The entire city held a strike Sunday, in protest of Jaar’s death. There was be a general strike in Rahat on Monday as well, Israel Radio reported.
The Legal Center for Arab Minority Rights in Israel, Adalah, criticized police for being too combative in their dealings with Arab and Bedouin groups, and in particular against the festering issue of unrecognized Bedouin villages in southern Israel.
“The murderous acts by the police against Arab citizens have become a routine matter, and this is not the first time that the Israeli police have tried to justify their crimes against Arab citizens by spreading lies,” Adalah said in a statement.
“Ever since the shelving of the Prawer plan the Israeli police have taken a particularly violent and aggressive approach against the Arab-Bedouin citizens with the intention of ‘teaching them a lesson,'” the statement continued.
The state’s Prawer plan, canceled in 2013, called for Israel to officially recognize and register the vast majority of Bedouin settlements throughout the south, and compensate the residents of 35 unrecognized villages — some 30,000 to 40,000 people — who were to be moved off state-owned land into towns built for them.
Adalah continued: “In addition, the Police Investigations Unit doesn’t investigate these serious incidents in a fitting and professional manner, and thus enhances the police perception of the Arab citizens as the enemy whose blood can be shed.”
— Amichai Stein (@AmichaiStein1) January 18, 2015
One person died and another was seriously injured in clashes with police Sunday in Rahat, as thousands attended Jaar’s funeral.

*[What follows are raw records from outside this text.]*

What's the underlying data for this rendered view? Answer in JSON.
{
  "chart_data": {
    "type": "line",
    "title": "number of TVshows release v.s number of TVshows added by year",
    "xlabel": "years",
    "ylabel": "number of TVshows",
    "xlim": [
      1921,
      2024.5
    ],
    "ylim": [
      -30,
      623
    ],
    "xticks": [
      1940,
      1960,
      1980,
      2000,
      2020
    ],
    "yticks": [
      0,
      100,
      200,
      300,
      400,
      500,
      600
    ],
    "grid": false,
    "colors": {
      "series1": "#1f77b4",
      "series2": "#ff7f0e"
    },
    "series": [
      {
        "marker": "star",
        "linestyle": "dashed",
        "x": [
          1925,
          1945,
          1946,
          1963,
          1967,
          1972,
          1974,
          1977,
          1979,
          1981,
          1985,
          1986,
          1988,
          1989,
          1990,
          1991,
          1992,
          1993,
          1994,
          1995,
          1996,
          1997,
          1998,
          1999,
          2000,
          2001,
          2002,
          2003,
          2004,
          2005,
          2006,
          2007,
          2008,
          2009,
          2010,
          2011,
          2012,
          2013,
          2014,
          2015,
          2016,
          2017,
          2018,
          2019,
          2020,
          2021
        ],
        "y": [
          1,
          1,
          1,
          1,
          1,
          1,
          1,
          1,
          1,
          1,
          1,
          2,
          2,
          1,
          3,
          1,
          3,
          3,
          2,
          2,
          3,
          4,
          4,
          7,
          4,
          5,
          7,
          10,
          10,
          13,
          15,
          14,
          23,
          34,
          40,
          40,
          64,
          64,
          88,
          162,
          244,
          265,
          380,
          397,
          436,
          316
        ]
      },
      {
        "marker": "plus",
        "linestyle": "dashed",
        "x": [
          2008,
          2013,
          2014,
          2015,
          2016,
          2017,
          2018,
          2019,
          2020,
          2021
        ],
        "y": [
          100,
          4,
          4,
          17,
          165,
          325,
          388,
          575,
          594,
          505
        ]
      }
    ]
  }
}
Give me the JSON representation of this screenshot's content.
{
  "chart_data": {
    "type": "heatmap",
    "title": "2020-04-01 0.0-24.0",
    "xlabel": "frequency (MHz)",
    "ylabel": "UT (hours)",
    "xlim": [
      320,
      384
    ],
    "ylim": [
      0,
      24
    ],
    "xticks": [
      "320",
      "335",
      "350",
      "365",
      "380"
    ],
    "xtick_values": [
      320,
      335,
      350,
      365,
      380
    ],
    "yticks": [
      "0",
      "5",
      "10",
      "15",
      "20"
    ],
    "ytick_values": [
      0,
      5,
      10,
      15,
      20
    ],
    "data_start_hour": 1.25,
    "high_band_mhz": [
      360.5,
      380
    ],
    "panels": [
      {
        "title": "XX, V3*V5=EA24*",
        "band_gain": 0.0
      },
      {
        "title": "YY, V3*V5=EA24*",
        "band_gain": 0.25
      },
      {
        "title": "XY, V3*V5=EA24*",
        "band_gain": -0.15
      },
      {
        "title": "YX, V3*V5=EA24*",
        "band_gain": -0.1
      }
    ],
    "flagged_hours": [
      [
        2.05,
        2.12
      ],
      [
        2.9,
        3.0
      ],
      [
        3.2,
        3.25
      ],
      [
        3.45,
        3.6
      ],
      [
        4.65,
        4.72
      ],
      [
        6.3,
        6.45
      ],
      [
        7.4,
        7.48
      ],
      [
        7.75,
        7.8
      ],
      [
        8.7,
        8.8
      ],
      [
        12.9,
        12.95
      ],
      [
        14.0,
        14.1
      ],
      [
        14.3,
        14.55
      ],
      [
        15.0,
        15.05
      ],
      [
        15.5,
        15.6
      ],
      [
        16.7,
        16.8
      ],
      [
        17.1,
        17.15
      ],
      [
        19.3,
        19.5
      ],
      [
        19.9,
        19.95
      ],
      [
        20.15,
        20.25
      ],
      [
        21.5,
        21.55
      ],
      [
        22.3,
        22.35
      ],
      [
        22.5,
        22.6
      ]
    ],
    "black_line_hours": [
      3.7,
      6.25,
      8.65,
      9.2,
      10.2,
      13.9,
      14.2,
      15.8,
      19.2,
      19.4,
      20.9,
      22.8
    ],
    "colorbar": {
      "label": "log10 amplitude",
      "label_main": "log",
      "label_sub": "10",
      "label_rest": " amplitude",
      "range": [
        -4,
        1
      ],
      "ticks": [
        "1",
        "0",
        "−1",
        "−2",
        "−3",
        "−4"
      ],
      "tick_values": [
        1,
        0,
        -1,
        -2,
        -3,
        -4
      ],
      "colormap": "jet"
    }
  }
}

Twenty other people were hurt during the disturbances. According to Israel Radio the man died of a heart attack during the furor.
Police said they were attacked by the funeral-goers with stones, and called for backup. One policeman was moderately hurt and another lightly injured. The police that arrived at the funeral then used riot dispersal means to break up the crowds.
According to the police account of Jaar’s death, policemen shot in the air after they were attacked by stones as they entered Rahat to arrest several people for drug-related crimes. Jaar, who was standing nearby, was hit.
An investigation has been opened into the case.